Tidak, tidak mungkin.

Berarti kerja kerasku selama ini sia-sia?

"Entahlah." Aku memalingkan wajah, mendengus lelah setelah memijat pelipis pelan. "Aku sudah berusaha keras untuk dapat sampai ke tahap ini. Tidak mungkin akan kubatalkan begitu saja, bukan? Apalagi kau bilang, baru hanya dua orang yang diterima."

Aku dapat mendengar wanita itu menghela napas pelan sebelum kemudian mengubah posisi duduknya agar lebih nyaman. "Apa kau pernah mendengar bahwa orang tua memegang delapan puluh persen masa depan kita? Maksudnya begini, kau tentu tahu doa orangtua adalah kunci dari semua keberhasilan. Dan kalau ayahmu tidak menyetujui impianmu dengan alasan tertentu, lantas apa penting semua angan itu?"

Apa pentingnya?

Ya, apa pentingnya kalau dengan keberangkatanku hanya menambah luka pada hati Papa? Apa pentingnya kalau semua prestasi yang kudapat di luar negeri tidak disertai doa dan restu Papa?
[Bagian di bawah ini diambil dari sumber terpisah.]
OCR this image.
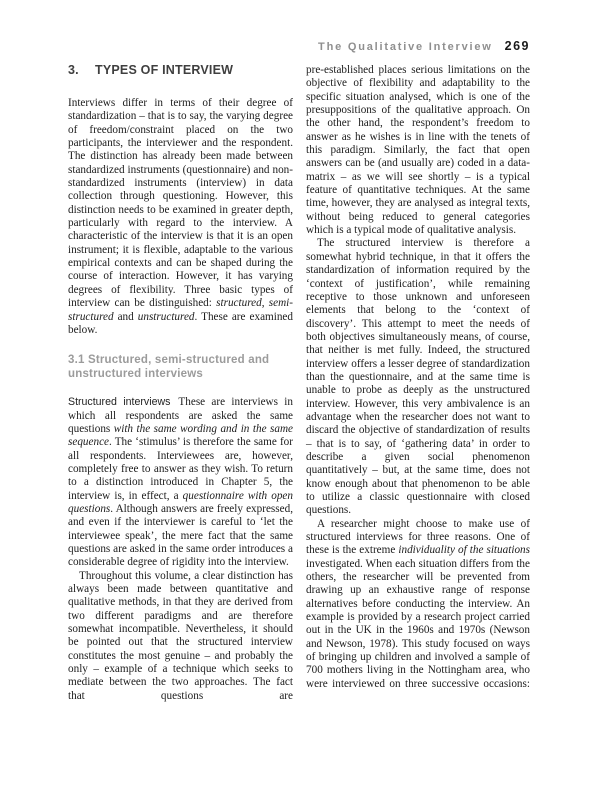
The Qualitative Interview 269
3. TYPES OF INTERVIEW

Interviews differ in terms of their degree of standardization – that is to say, the varying degree of freedom/constraint placed on the two participants, the interviewer and the respondent. The distinction has already been made between standardized instruments (questionnaire) and non-standardized instruments (interview) in data collection through questioning. However, this distinction needs to be examined in greater depth, particularly with regard to the interview. A characteristic of the interview is that it is an open instrument; it is flexible, adaptable to the various empirical contexts and can be shaped during the course of interaction. However, it has varying degrees of flexibility. Three basic types of interview can be distinguished: structured, semi-structured and unstructured. These are examined below.

3.1 Structured, semi-structured and unstructured interviews

Structured interviews These are interviews in which all respondents are asked the same questions with the same wording and in the same sequence. The ‘stimulus’ is therefore the same for all respondents. Interviewees are, however, completely free to answer as they wish. To return to a distinction introduced in Chapter 5, the interview is, in effect, a questionnaire with open questions. Although answers are freely expressed, and even if the interviewer is careful to ‘let the interviewee speak’, the mere fact that the same questions are asked in the same order introduces a considerable degree of rigidity into the interview.

Throughout this volume, a clear distinction has always been made between quantitative and qualitative methods, in that they are derived from two different paradigms and are therefore somewhat incompatible. Nevertheless, it should be pointed out that the structured interview constitutes the most genuine – and probably the only – example of a technique which seeks to mediate between the two approaches. The fact that questions are

pre-established places serious limitations on the objective of flexibility and adaptability to the specific situation analysed, which is one of the presuppositions of the qualitative approach. On the other hand, the respondent’s freedom to answer as he wishes is in line with the tenets of this paradigm. Similarly, the fact that open answers can be (and usually are) coded in a data-matrix – as we will see shortly – is a typical feature of quantitative techniques. At the same time, however, they are analysed as integral texts, without being reduced to general categories which is a typical mode of qualitative analysis.

The structured interview is therefore a somewhat hybrid technique, in that it offers the standardization of information required by the ‘context of justification’, while remaining receptive to those unknown and unforeseen elements that belong to the ‘context of discovery’. This attempt to meet the needs of both objectives simultaneously means, of course, that neither is met fully. Indeed, the structured interview offers a lesser degree of standardization than the questionnaire, and at the same time is unable to probe as deeply as the unstructured interview. However, this very ambivalence is an advantage when the researcher does not want to discard the objective of standardization of results – that is to say, of ‘gathering data’ in order to describe a given social phenomenon quantitatively – but, at the same time, does not know enough about that phenomenon to be able to utilize a classic questionnaire with closed questions.

A researcher might choose to make use of structured interviews for three reasons. One of these is the extreme individuality of the situations investigated. When each situation differs from the others, the researcher will be prevented from drawing up an exhaustive range of response alternatives before conducting the interview. An example is provided by a research project carried out in the UK in the 1960s and 1970s (Newson and Newson, 1978). This study focused on ways of bringing up children and involved a sample of 700 mothers living in the Nottingham area, who were interviewed on three successive occasions:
Apa akan menjadi berguna sesuai dengan apa yang kumau?

Tidak. Tidak mungkin.

"Tapi bagaimana?" erangku putus asa, nyaris frustrasi dengan kedua alis tertekuk dalam. "Aku sudah mempersiapkan semuanya, bertahun-tahun hanya demi mimpiku ini."

Aku memberi jeda beberapa detik dan saat itu hening mengambil kesempatan untuk menyelimuti kami. Saat itu hanya deru napasku yang dapat terdengar, setidaknya sebelum mulutku kembali meracau asal dengan satu kalimat yang membuat wanita itu mengangkat kedua alis tak percaya. "Apa harus kubatalkan keberangkatanku ke Korea?"

Membatalkan. Merelakan. Melepaskan.

Gila apa?!

Kukira respon wanita itu selanjutnya akan sama seperti kalimat yang barusan kuucapkan. Mungkin saja ia akan membentakku karena telah menyia-nyiakan kesempatan emas yang jarang tak dapat dimiliki semua orang. Tapi lagi-lagi, wanita ini di luar dugaanku; di luar pemikiran orang-orang pada umumnya. Karena setelah itu alih-alih membentak, ia malah meletakkan tangannya pada pundakku, mengukir senyum lembut sembari berkata, "Keputusan ada di tanganmu, Nak. Coba kembali renungkan, apa yang lebih penting; waktu berkumpul bersama keluarga utuh, atau mimpi serta anganmu itu?"

Detik selanjutnya aku tertegun.

Jadi memang benar, harus kulepaskan mimpi besarku ini?